Entre os requerimentos apresentados pelo relator da comissão, deputado Alfredo Gaspar (União-AL), estão os convites para depoimentos de Carlos Lupi, ex-ministro da Previdência de Lula até maio deste ano, e Carlos Gabas, que chefiou a pasta nos governos petistas anteriores.

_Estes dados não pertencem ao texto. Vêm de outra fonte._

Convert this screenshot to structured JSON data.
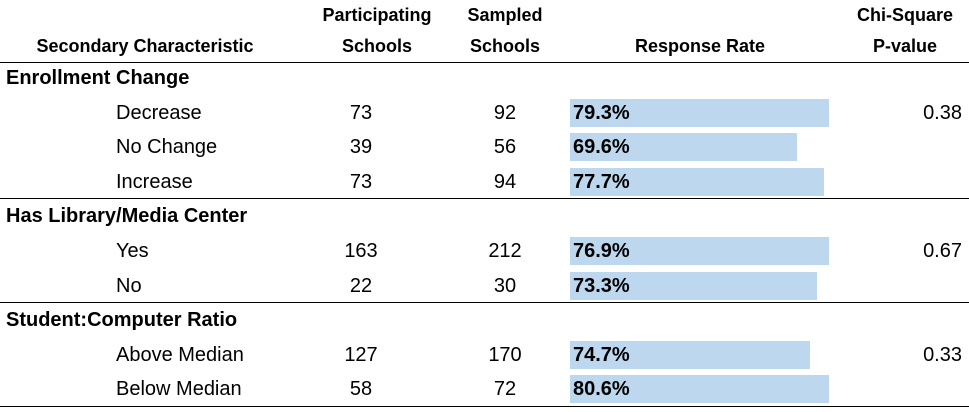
{
  "table": {
    "headers": {
      "characteristic": "Secondary Characteristic",
      "participating": [
        "Participating",
        "Schools"
      ],
      "sampled": [
        "Sampled",
        "Schools"
      ],
      "response_rate": "Response Rate",
      "p_value": [
        "Chi-Square",
        "P-value"
      ]
    },
    "groups": [
      {
        "label": "Enrollment Change",
        "p_value": 0.38,
        "rows": [
          {
            "label": "Decrease",
            "participating": 73,
            "sampled": 92,
            "response_rate": 79.3,
            "response_rate_label": "79.3%"
          },
          {
            "label": "No Change",
            "participating": 39,
            "sampled": 56,
            "response_rate": 69.6,
            "response_rate_label": "69.6%"
          },
          {
            "label": "Increase",
            "participating": 73,
            "sampled": 94,
            "response_rate": 77.7,
            "response_rate_label": "77.7%"
          }
        ]
      },
      {
        "label": "Has Library/Media Center",
        "p_value": 0.67,
        "rows": [
          {
            "label": "Yes",
            "participating": 163,
            "sampled": 212,
            "response_rate": 76.9,
            "response_rate_label": "76.9%"
          },
          {
            "label": "No",
            "participating": 22,
            "sampled": 30,
            "response_rate": 73.3,
            "response_rate_label": "73.3%"
          }
        ]
      },
      {
        "label": "Student:Computer Ratio",
        "p_value": 0.33,
        "rows": [
          {
            "label": "Above Median",
            "participating": 127,
            "sampled": 170,
            "response_rate": 74.7,
            "response_rate_label": "74.7%"
          },
          {
            "label": "Below Median",
            "participating": 58,
            "sampled": 72,
            "response_rate": 80.6,
            "response_rate_label": "80.6%"
          }
        ]
      }
    ]
  }
}
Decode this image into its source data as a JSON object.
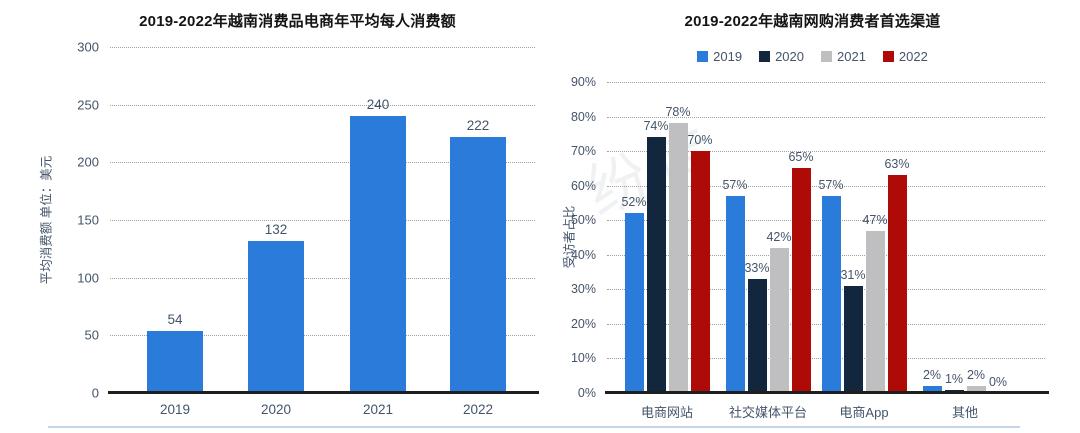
{
  "page": {
    "background": "#ffffff",
    "divider_color": "#c5d6ea",
    "watermark": "纷传",
    "text_color": "#44546a",
    "title_color": "#141414",
    "axis_color": "#1f1f1f",
    "grid_color": "#9f9f9f"
  },
  "chart_data": [
    {
      "type": "bar",
      "title": "2019-2022年越南消费品电商年平均每人消费额",
      "ylabel": "平均消费额 单位：美元",
      "categories": [
        "2019",
        "2020",
        "2021",
        "2022"
      ],
      "values": [
        54,
        132,
        240,
        222
      ],
      "value_labels": [
        "54",
        "132",
        "240",
        "222"
      ],
      "bar_color": "#2b7bdb",
      "ylim": [
        0,
        300
      ],
      "ytick_step": 50,
      "ytick_labels": [
        "0",
        "50",
        "100",
        "150",
        "200",
        "250",
        "300"
      ],
      "ytick_suffix": "",
      "value_suffix": "",
      "grid": "horizontal-dotted",
      "legend_position": "none"
    },
    {
      "type": "bar",
      "title": "2019-2022年越南网购消费者首选渠道",
      "ylabel": "受访者占比",
      "categories": [
        "电商网站",
        "社交媒体平台",
        "电商App",
        "其他"
      ],
      "series": [
        {
          "name": "2019",
          "color": "#2b7bdb",
          "values": [
            52,
            57,
            57,
            2
          ]
        },
        {
          "name": "2020",
          "color": "#12263d",
          "values": [
            74,
            33,
            31,
            1
          ]
        },
        {
          "name": "2021",
          "color": "#bfbfc1",
          "values": [
            78,
            42,
            47,
            2
          ]
        },
        {
          "name": "2022",
          "color": "#ad0a08",
          "values": [
            70,
            65,
            63,
            0
          ]
        }
      ],
      "ylim": [
        0,
        90
      ],
      "ytick_step": 10,
      "ytick_labels": [
        "0%",
        "10%",
        "20%",
        "30%",
        "40%",
        "50%",
        "60%",
        "70%",
        "80%",
        "90%"
      ],
      "ytick_suffix": "%",
      "value_suffix": "%",
      "grid": "horizontal-dotted",
      "legend_position": "top"
    }
  ]
}
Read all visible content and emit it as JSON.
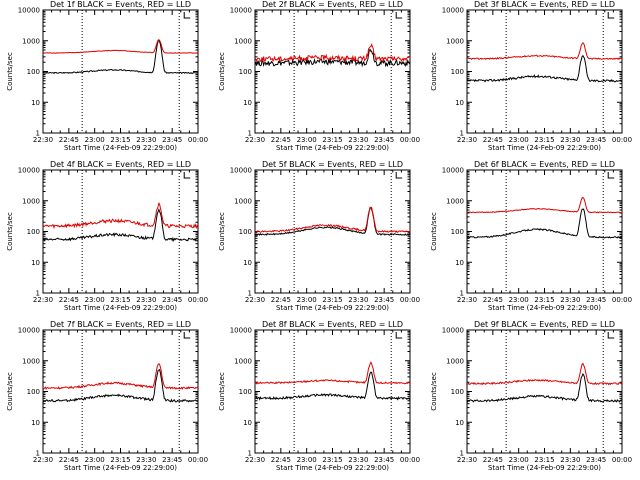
{
  "figure": {
    "xlabel": "Start Time (24-Feb-09 22:29:00)",
    "ylabel": "Counts/sec",
    "x_tick_labels": [
      "22:30",
      "22:45",
      "23:00",
      "23:15",
      "23:30",
      "23:45",
      "00:00"
    ],
    "y_tick_labels": [
      "1",
      "10",
      "100",
      "1000",
      "10000"
    ],
    "colors": {
      "events": "#000000",
      "lld": "#e00000",
      "axes": "#000000",
      "background": "#ffffff"
    }
  },
  "chart_data": [
    {
      "type": "line",
      "title": "Det 1f BLACK = Events, RED = LLD",
      "xlabel": "Start Time (24-Feb-09 22:29:00)",
      "ylabel": "Counts/sec",
      "yscale": "log",
      "xlim": [
        0,
        99
      ],
      "ylim": [
        1,
        10000
      ],
      "markers": [
        25,
        87
      ],
      "series": [
        {
          "name": "BLACK = Events",
          "base": 90,
          "bump": 1.25,
          "peak": 11,
          "noise": 0.04
        },
        {
          "name": "RED = LLD",
          "base": 400,
          "bump": 1.2,
          "peak": 2.7,
          "noise": 0.02
        }
      ]
    },
    {
      "type": "line",
      "title": "Det 2f BLACK = Events, RED = LLD",
      "xlabel": "Start Time (24-Feb-09 22:29:00)",
      "ylabel": "Counts/sec",
      "yscale": "log",
      "xlim": [
        0,
        99
      ],
      "ylim": [
        1,
        10000
      ],
      "markers": [
        25,
        87
      ],
      "series": [
        {
          "name": "BLACK = Events",
          "base": 190,
          "bump": 1.1,
          "peak": 2.8,
          "noise": 0.2
        },
        {
          "name": "RED = LLD",
          "base": 260,
          "bump": 1.1,
          "peak": 2.6,
          "noise": 0.18
        }
      ]
    },
    {
      "type": "line",
      "title": "Det 3f BLACK = Events, RED = LLD",
      "xlabel": "Start Time (24-Feb-09 22:29:00)",
      "ylabel": "Counts/sec",
      "yscale": "log",
      "xlim": [
        0,
        99
      ],
      "ylim": [
        1,
        10000
      ],
      "markers": [
        25,
        87
      ],
      "series": [
        {
          "name": "BLACK = Events",
          "base": 50,
          "bump": 1.4,
          "peak": 6.5,
          "noise": 0.08
        },
        {
          "name": "RED = LLD",
          "base": 260,
          "bump": 1.25,
          "peak": 3.2,
          "noise": 0.05
        }
      ]
    },
    {
      "type": "line",
      "title": "Det 4f BLACK = Events, RED = LLD",
      "xlabel": "Start Time (24-Feb-09 22:29:00)",
      "ylabel": "Counts/sec",
      "yscale": "log",
      "xlim": [
        0,
        99
      ],
      "ylim": [
        1,
        10000
      ],
      "markers": [
        25,
        87
      ],
      "series": [
        {
          "name": "BLACK = Events",
          "base": 55,
          "bump": 1.45,
          "peak": 9,
          "noise": 0.1
        },
        {
          "name": "RED = LLD",
          "base": 150,
          "bump": 1.5,
          "peak": 5,
          "noise": 0.12
        }
      ]
    },
    {
      "type": "line",
      "title": "Det 5f BLACK = Events, RED = LLD",
      "xlabel": "Start Time (24-Feb-09 22:29:00)",
      "ylabel": "Counts/sec",
      "yscale": "log",
      "xlim": [
        0,
        99
      ],
      "ylim": [
        1,
        10000
      ],
      "markers": [
        25,
        87
      ],
      "series": [
        {
          "name": "BLACK = Events",
          "base": 80,
          "bump": 1.7,
          "peak": 7,
          "noise": 0.05
        },
        {
          "name": "RED = LLD",
          "base": 100,
          "bump": 1.6,
          "peak": 6,
          "noise": 0.06
        }
      ]
    },
    {
      "type": "line",
      "title": "Det 6f BLACK = Events, RED = LLD",
      "xlabel": "Start Time (24-Feb-09 22:29:00)",
      "ylabel": "Counts/sec",
      "yscale": "log",
      "xlim": [
        0,
        99
      ],
      "ylim": [
        1,
        10000
      ],
      "markers": [
        25,
        87
      ],
      "series": [
        {
          "name": "BLACK = Events",
          "base": 65,
          "bump": 1.8,
          "peak": 8,
          "noise": 0.05
        },
        {
          "name": "RED = LLD",
          "base": 420,
          "bump": 1.3,
          "peak": 3,
          "noise": 0.03
        }
      ]
    },
    {
      "type": "line",
      "title": "Det 7f BLACK = Events, RED = LLD",
      "xlabel": "Start Time (24-Feb-09 22:29:00)",
      "ylabel": "Counts/sec",
      "yscale": "log",
      "xlim": [
        0,
        99
      ],
      "ylim": [
        1,
        10000
      ],
      "markers": [
        25,
        87
      ],
      "series": [
        {
          "name": "BLACK = Events",
          "base": 50,
          "bump": 1.5,
          "peak": 10,
          "noise": 0.08
        },
        {
          "name": "RED = LLD",
          "base": 130,
          "bump": 1.45,
          "peak": 6,
          "noise": 0.07
        }
      ]
    },
    {
      "type": "line",
      "title": "Det 8f BLACK = Events, RED = LLD",
      "xlabel": "Start Time (24-Feb-09 22:29:00)",
      "ylabel": "Counts/sec",
      "yscale": "log",
      "xlim": [
        0,
        99
      ],
      "ylim": [
        1,
        10000
      ],
      "markers": [
        25,
        87
      ],
      "series": [
        {
          "name": "BLACK = Events",
          "base": 60,
          "bump": 1.3,
          "peak": 7,
          "noise": 0.08
        },
        {
          "name": "RED = LLD",
          "base": 190,
          "bump": 1.2,
          "peak": 4.5,
          "noise": 0.06
        }
      ]
    },
    {
      "type": "line",
      "title": "Det 9f BLACK = Events, RED = LLD",
      "xlabel": "Start Time (24-Feb-09 22:29:00)",
      "ylabel": "Counts/sec",
      "yscale": "log",
      "xlim": [
        0,
        99
      ],
      "ylim": [
        1,
        10000
      ],
      "markers": [
        25,
        87
      ],
      "series": [
        {
          "name": "BLACK = Events",
          "base": 50,
          "bump": 1.4,
          "peak": 7,
          "noise": 0.08
        },
        {
          "name": "RED = LLD",
          "base": 180,
          "bump": 1.3,
          "peak": 4.2,
          "noise": 0.06
        }
      ]
    }
  ]
}
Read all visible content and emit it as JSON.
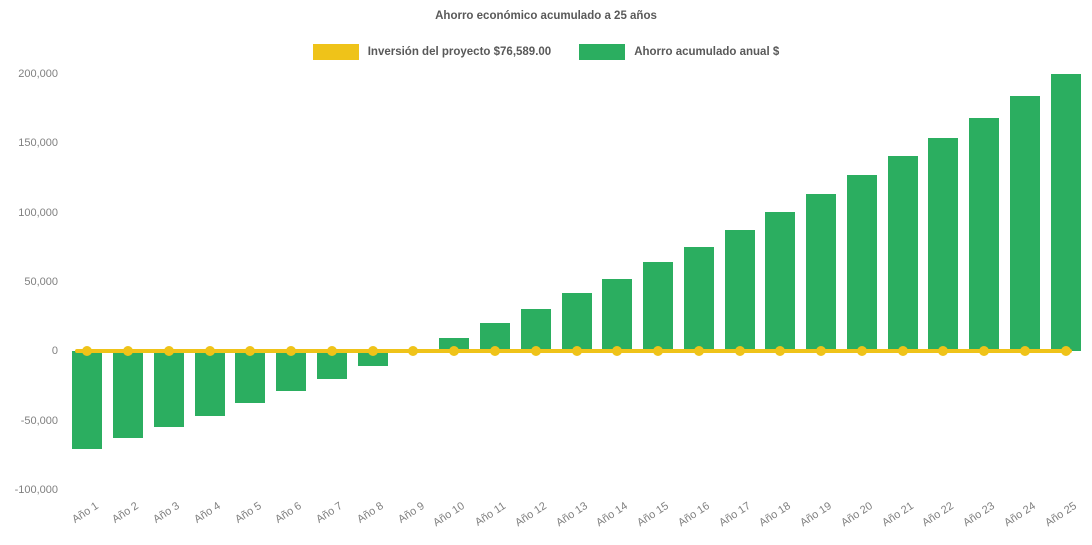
{
  "chart": {
    "title": "Ahorro económico acumulado a 25 años",
    "legend": [
      {
        "label": "Inversión del proyecto $76,589.00",
        "color": "#efc319"
      },
      {
        "label": "Ahorro acumulado anual $",
        "color": "#2bae60"
      }
    ]
  },
  "chart_data": {
    "type": "bar",
    "title": "Ahorro económico acumulado a 25 años",
    "categories": [
      "Año 1",
      "Año 2",
      "Año 3",
      "Año 4",
      "Año 5",
      "Año 6",
      "Año 7",
      "Año 8",
      "Año 9",
      "Año 10",
      "Año 11",
      "Año 12",
      "Año 13",
      "Año 14",
      "Año 15",
      "Año 16",
      "Año 17",
      "Año 18",
      "Año 19",
      "Año 20",
      "Año 21",
      "Año 22",
      "Año 23",
      "Año 24",
      "Año 25"
    ],
    "series": [
      {
        "name": "Ahorro acumulado anual $",
        "type": "bar",
        "color": "#2bae60",
        "values": [
          -70500,
          -62800,
          -54800,
          -46900,
          -37500,
          -28700,
          -19700,
          -10600,
          -1200,
          9900,
          20600,
          30700,
          42000,
          52300,
          64300,
          75500,
          87800,
          100500,
          113400,
          127100,
          140600,
          154200,
          168600,
          183900,
          199700
        ]
      },
      {
        "name": "Inversión del proyecto $76,589.00",
        "type": "line",
        "color": "#efc319",
        "values": [
          0,
          0,
          0,
          0,
          0,
          0,
          0,
          0,
          0,
          0,
          0,
          0,
          0,
          0,
          0,
          0,
          0,
          0,
          0,
          0,
          0,
          0,
          0,
          0,
          0
        ]
      }
    ],
    "investment_amount_label": "$76,589.00",
    "ylim": [
      -100000,
      200000
    ],
    "yticks": [
      {
        "value": 200000,
        "label": "200,000"
      },
      {
        "value": 150000,
        "label": "150,000"
      },
      {
        "value": 100000,
        "label": "100,000"
      },
      {
        "value": 50000,
        "label": "50,000"
      },
      {
        "value": 0,
        "label": "0"
      },
      {
        "value": -50000,
        "label": "-50,000"
      },
      {
        "value": -100000,
        "label": "-100,000"
      }
    ],
    "grid": false,
    "legend_position": "top"
  }
}
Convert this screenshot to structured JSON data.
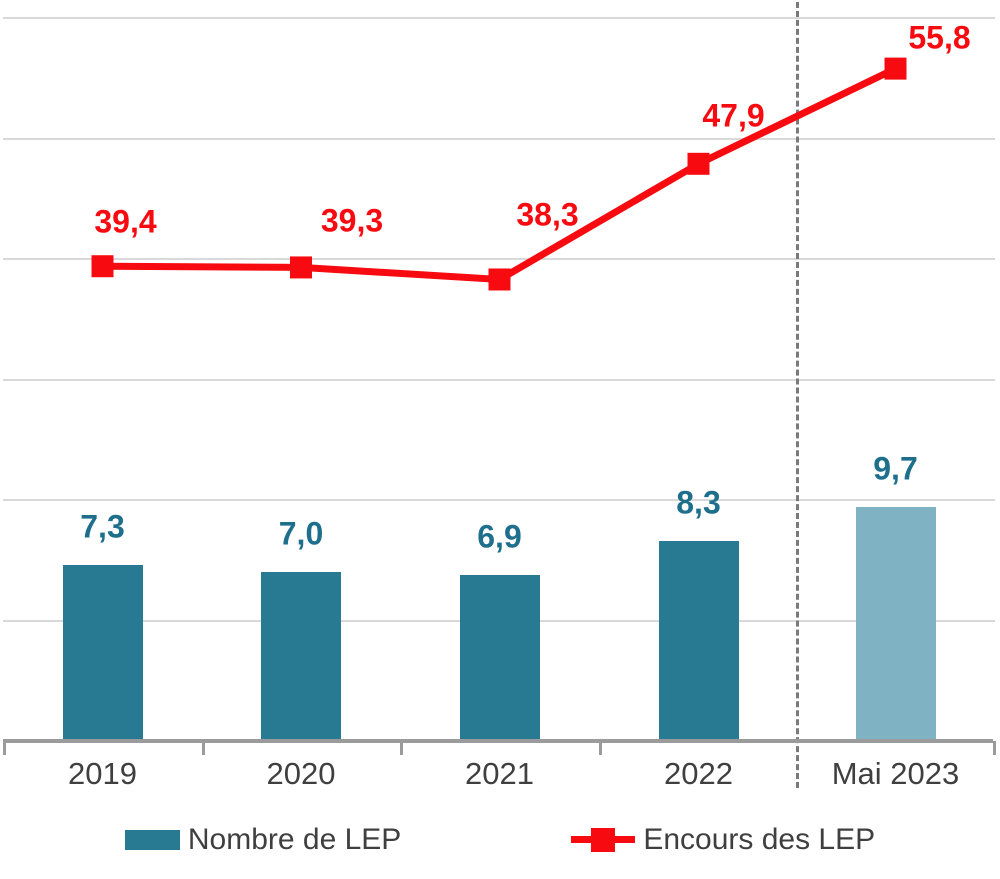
{
  "chart_data": {
    "type": "combo",
    "categories": [
      "2019",
      "2020",
      "2021",
      "2022",
      "Mai 2023"
    ],
    "series": [
      {
        "name": "Nombre de LEP",
        "type": "bar",
        "axis": "left",
        "color": "#287A92",
        "last_point_color": "#7FB2C3",
        "label_color": "#1E6F8C",
        "values": [
          7.3,
          7.0,
          6.9,
          8.3,
          9.7
        ],
        "value_labels": [
          "7,3",
          "7,0",
          "6,9",
          "8,3",
          "9,7"
        ]
      },
      {
        "name": "Encours des LEP",
        "type": "line",
        "axis": "right",
        "color": "#F70B10",
        "label_color": "#F70B10",
        "values": [
          39.4,
          39.3,
          38.3,
          47.9,
          55.8
        ],
        "value_labels": [
          "39,4",
          "39,3",
          "38,3",
          "47,9",
          "55,8"
        ]
      }
    ],
    "left_axis": {
      "min": 0,
      "max": 30,
      "grid_step": 5,
      "labels_visible": false
    },
    "right_axis": {
      "min": 0,
      "max": 60,
      "grid_step": 10,
      "labels_visible": false
    },
    "gridlines": {
      "horizontal": true,
      "color": "#D9D9D9"
    },
    "separator_line": {
      "between": [
        "2022",
        "Mai 2023"
      ],
      "style": "dashed",
      "color": "#7A7A7A"
    },
    "axis_line_color": "#9B9B9B",
    "tick_label_color": "#3F3F3F",
    "title": "",
    "legend_position": "bottom"
  }
}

Do lado bolsonarista, a lista inclui José Carlos Oliveira, último ministro do Trabalho e Previdência do governo Bolsonaro.
Também estão na pauta ex-presidentes do INSS que passaram pelo comando da autarquia desde 2012, como Renato Rodrigues Vieira, Alessandro Stefanutto, Glauco Wamburg e Guilherme Serrano.
Convocações ampliam embate político
A CPI busca avançar nas investigações sobre um esquema de fraudes em benefícios previdenciários, que segundo relatórios da Controladoria-Geral da União (CGU) e da Polícia Federal, gerou prejuízos bilionários aos cofres públicos. Apesar disso, ainda não há garantia de que todos os requerimentos serão votados nesta sessão. Como é prática no Congresso, acordos políticos podem priorizar determinadas convocações e adiar outras.
Além da convocação de ex-ministros, a pauta também inclui pedidos de acesso a inquéritos em andamento na Procuradoria-Geral da República (PGR) e auditorias conduzidas pelo Tribunal de Contas da União (TCU). Há ainda solicitações de cessão de servidores da Receita Federal, Banco Central e Polícia Federal para reforçar a equipe técnica da CPI.
Estratégia do governo
Após perder a presidência e a relatoria da CPI, o governo tenta reagir reforçando a narrativa de que as fraudes no INSS começaram antes do atual mandato. A estratégia é sustentar que o esquema teria se intensificado na gestão de Jair Bolsonaro, buscando blindar o presidente Lula e o atual ministro da Previdência, Wolney Queiroz.
Os governistas pretendem destacar falhas na fiscalização durante o governo anterior, além de reforçar depoimentos de ex-presidentes do INSS ligados ao bolsonarismo.
Pressão da oposição
A oposição, por outro lado, aposta em dar protagonismo às convocações de nomes ligados à atual gestão. O foco principal é o ex-ministro Carlos Lupi, cuja saída do governo em meio ao escândalo foi tratada como desgaste político para Lula.
Além disso, opositores pressionam pela convocação de ex-dirigentes do INSS nomeados no terceiro mandato petista e chegaram a citar o nome de Frei Chico, irmão do presidente Lula, ligado ao Sindicato Nacional dos Aposentados, Pensionistas e Idosos (Sindnapi). Apesar de não ser investigado e de o sindicato negar irregularidades, a menção foi incluída em relatórios da CGU, o que alimenta a narrativa da oposição.
Disputa narrativa deve marcar CPI
Com esse cenário, a CPI do INSS se tornou palco de uma forte disputa política entre governo e oposição. De um lado, a base aliada tenta reforçar a tese de que as fraudes tiveram maior impacto durante o governo Bolsonaro. Do outro, a oposição busca responsabilizar a atual gestão e ampliar a pressão sobre o presidente Lula.
A expectativa é que as próximas sessões da comissão definam não apenas o ritmo das investigações, mas também a estratégia política de cada grupo para as eleições de 2026.